Kinderen als grondstof voor de economie

We willen kinderen vooral laten uitgroeien tot productieve volwassenen die bijdragen aan ons bruto binnenlands product. Pedagoog Michel Vandenbroeck klaagt die enge visie aan en pleit voor meer ideologie in de pedagogie.

Sinds de coronacrisis wordt er veel over kinderen gesproken. En dan vooral over leerachterstand. De discussie gaat hoofdzakelijk over het al dan niet openhouden van de scholen en wat dat betekent voor de cognitieve ontwikkeling. Voor wat het betekent voor het welbevinden of het zelfbeeld van kinderen, is er wat minder aandacht. Het recent verschenen rapport van Philip Brinckman en Kristiaan Versluys over hoe we tot beter onderwijs moeten komen, stelt het volgende over de kleuterschool: “De geschetste aanpak verschilt fundamenteel van de pedagogische keuze die de jongste decennia steeds meer terrein won en die welbevinden en welbehagen de absolute voorrang gaf. Er werd van uitgegaan dat wanneer kinderen zich goed voelen, weinig weerstand ondervinden en gelukkig zijn, dit hun prestaties ten goede zal komen.”

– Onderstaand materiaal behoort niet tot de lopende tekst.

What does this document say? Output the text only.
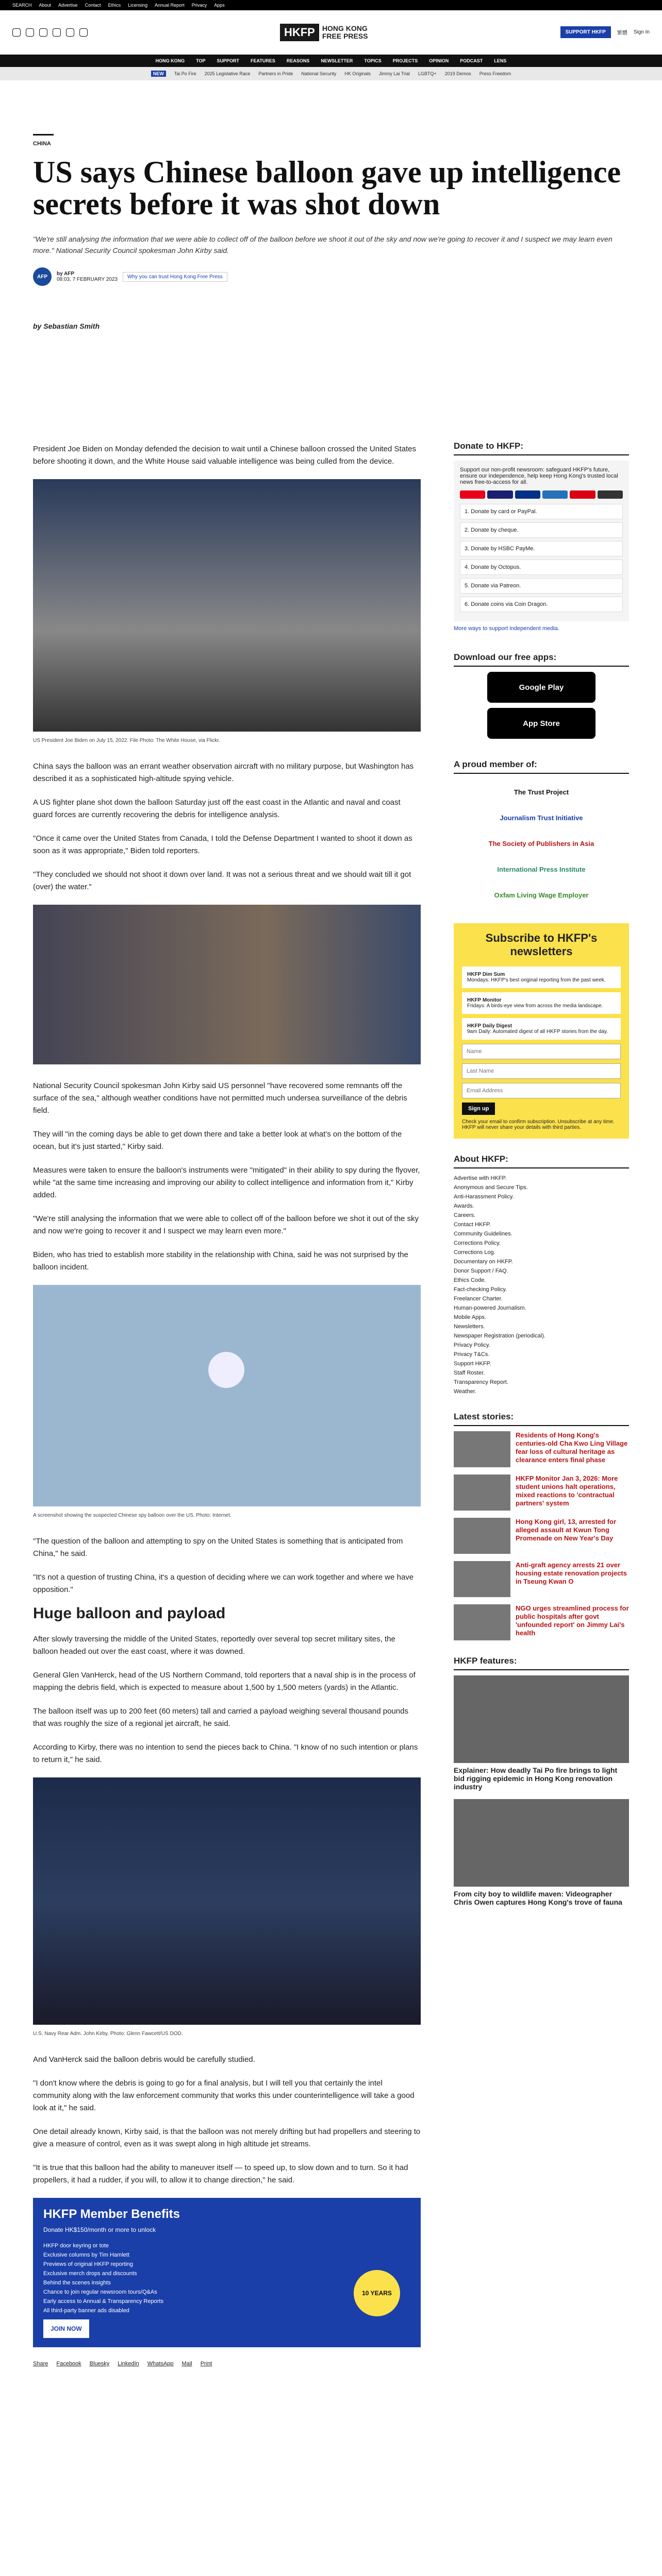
SEARCH About Advertise Contact Ethics Licensing Annual Report Privacy Apps
HKFP	HONG KONG
FREE PRESS	SUPPORT HKFP	繁體 Sign In
HONG KONG TOP SUPPORT FEATURES REASONS NEWSLETTER TOPICS PROJECTS OPINION PODCAST LENS
NEW	Tai Po Fire 2025 Legislative Race Partners in Pride National Security HK Originals Jimmy Lai Trial LGBTQ+ 2019 Demos Press Freedom
CHINA
US says Chinese balloon gave up intelligence secrets before it was shot down

"We're still analysing the information that we were able to collect off of the balloon before we shoot it out of the sky and now we're going to recover it and I suspect we may learn even more." National Security Council spokesman John Kirby said.

AFP	by AFP
08:03, 7 FEBRUARY 2023	Why you can trust Hong Kong Free Press
by Sebastian Smith

President Joe Biden on Monday defended the decision to wait until a Chinese balloon crossed the United States before shooting it down, and the White House said valuable intelligence was being culled from the device.

US President Joe Biden on July 15, 2022. File Photo: The White House, via Flickr.

China says the balloon was an errant weather observation aircraft with no military purpose, but Washington has described it as a sophisticated high-altitude spying vehicle.

A US fighter plane shot down the balloon Saturday just off the east coast in the Atlantic and naval and coast guard forces are currently recovering the debris for intelligence analysis.

"Once it came over the United States from Canada, I told the Defense Department I wanted to shoot it down as soon as it was appropriate," Biden told reporters.

"They concluded we should not shoot it down over land. It was not a serious threat and we should wait till it got (over) the water."

National Security Council spokesman John Kirby said US personnel "have recovered some remnants off the surface of the sea," although weather conditions have not permitted much undersea surveillance of the debris field.

They will "in the coming days be able to get down there and take a better look at what's on the bottom of the ocean, but it's just started," Kirby said.

Measures were taken to ensure the balloon's instruments were "mitigated" in their ability to spy during the flyover, while "at the same time increasing and improving our ability to collect intelligence and information from it," Kirby added.

"We're still analysing the information that we were able to collect off of the balloon before we shot it out of the sky and now we're going to recover it and I suspect we may learn even more."

Biden, who has tried to establish more stability in the relationship with China, said he was not surprised by the balloon incident.

A screenshot showing the suspected Chinese spy balloon over the US. Photo: Internet.

"The question of the balloon and attempting to spy on the United States is something that is anticipated from China," he said.

"It's not a question of trusting China, it's a question of deciding where we can work together and where we have opposition."

Huge balloon and payload

After slowly traversing the middle of the United States, reportedly over several top secret military sites, the balloon headed out over the east coast, where it was downed.

General Glen VanHerck, head of the US Northern Command, told reporters that a naval ship is in the process of mapping the debris field, which is expected to measure about 1,500 by 1,500 meters (yards) in the Atlantic.

The balloon itself was up to 200 feet (60 meters) tall and carried a payload weighing several thousand pounds that was roughly the size of a regional jet aircraft, he said.

According to Kirby, there was no intention to send the pieces back to China. "I know of no such intention or plans to return it," he said.

U.S. Navy Rear Adm. John Kirby. Photo: Glenn Fawcett/US DOD.

And VanHerck said the balloon debris would be carefully studied.

"I don't know where the debris is going to go for a final analysis, but I will tell you that certainly the intel community along with the law enforcement community that works this under counterintelligence will take a good look at it," he said.

One detail already known, Kirby said, is that the balloon was not merely drifting but had propellers and steering to give a measure of control, even as it was swept along in high altitude jet streams.

"It is true that this balloon had the ability to maneuver itself — to speed up, to slow down and to turn. So it had propellers, it had a rudder, if you will, to allow it to change direction," he said.

HKFP Member Benefits
Donate HK$150/month or more to unlock
HKFP door keyring or tote
Exclusive columns by Tim Hamlett
Previews of original HKFP reporting
Exclusive merch drops and discounts
Behind the scenes insights
Chance to join regular newsroom tours/Q&As
Early access to Annual & Transparency Reports
All third-party banner ads disabled
JOIN NOW
10 YEARS
Share Facebook Bluesky LinkedIn WhatsApp Mail Print
Donate to HKFP:

Support our non-profit newsroom: safeguard HKFP's future, ensure our independence, help keep Hong Kong's trusted local news free-to-access for all.

1. Donate by card or PayPal.
2. Donate by cheque.
3. Donate by HSBC PayMe.
4. Donate by Octopus.
5. Donate via Patreon.
6. Donate coins via Coin Dragon.

More ways to support independent media.

Download our free apps:
Google Play
App Store
A proud member of:
The Trust Project
Journalism Trust Initiative
The Society of Publishers in Asia
International Press Institute
Oxfam Living Wage Employer
Subscribe to HKFP's newsletters
HKFP Dim Sum
Mondays: HKFP's best original reporting from the past week.
HKFP Monitor
Fridays: A birds-eye view from across the media landscape.
HKFP Daily Digest
9am Daily: Automated digest of all HKFP stories from the day.
Name Last Name Email Address Sign up

Check your email to confirm subscription. Unsubscribe at any time. HKFP will never share your details with third parties.

About HKFP:
Advertise with HKFP.
Anonymous and Secure Tips.
Anti-Harassment Policy.
Awards.
Careers.
Contact HKFP.
Community Guidelines.
Corrections Policy.
Corrections Log.
Documentary on HKFP.
Donor Support / FAQ.
Ethics Code.
Fact-checking Policy.
Freelancer Charter.
Human-powered Journalism.
Mobile Apps.
Newsletters.
Newspaper Registration (periodical).
Privacy Policy.
Privacy T&Cs.
Support HKFP.
Staff Roster.
Transparency Report.
Weather.
Latest stories:
Residents of Hong Kong's centuries-old Cha Kwo Ling Village fear loss of cultural heritage as clearance enters final phase
HKFP Monitor Jan 3, 2026: More student unions halt operations, mixed reactions to 'contractual partners' system
Hong Kong girl, 13, arrested for alleged assault at Kwun Tong Promenade on New Year's Day
Anti-graft agency arrests 21 over housing estate renovation projects in Tseung Kwan O
NGO urges streamlined process for public hospitals after govt 'unfounded report' on Jimmy Lai's health
HKFP features:
Explainer: How deadly Tai Po fire brings to light bid rigging epidemic in Hong Kong renovation industry
From city boy to wildlife maven: Videographer Chris Owen captures Hong Kong's trove of fauna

Beter onderwijs is in dat rapport van de Vlaamse commissie Beter Onderwijs een synoniem voor onderwijs dat beter scoort in internationale rankings. En dat is hoofdzakelijk (indien niet uitsluitend) een zaak van economisch rendement. Wie het over andere zaken wil hebben, behoort tot een conservatieve, ietwat naïeve, maar gelukkig met uitsterven bedreigde achterhoede.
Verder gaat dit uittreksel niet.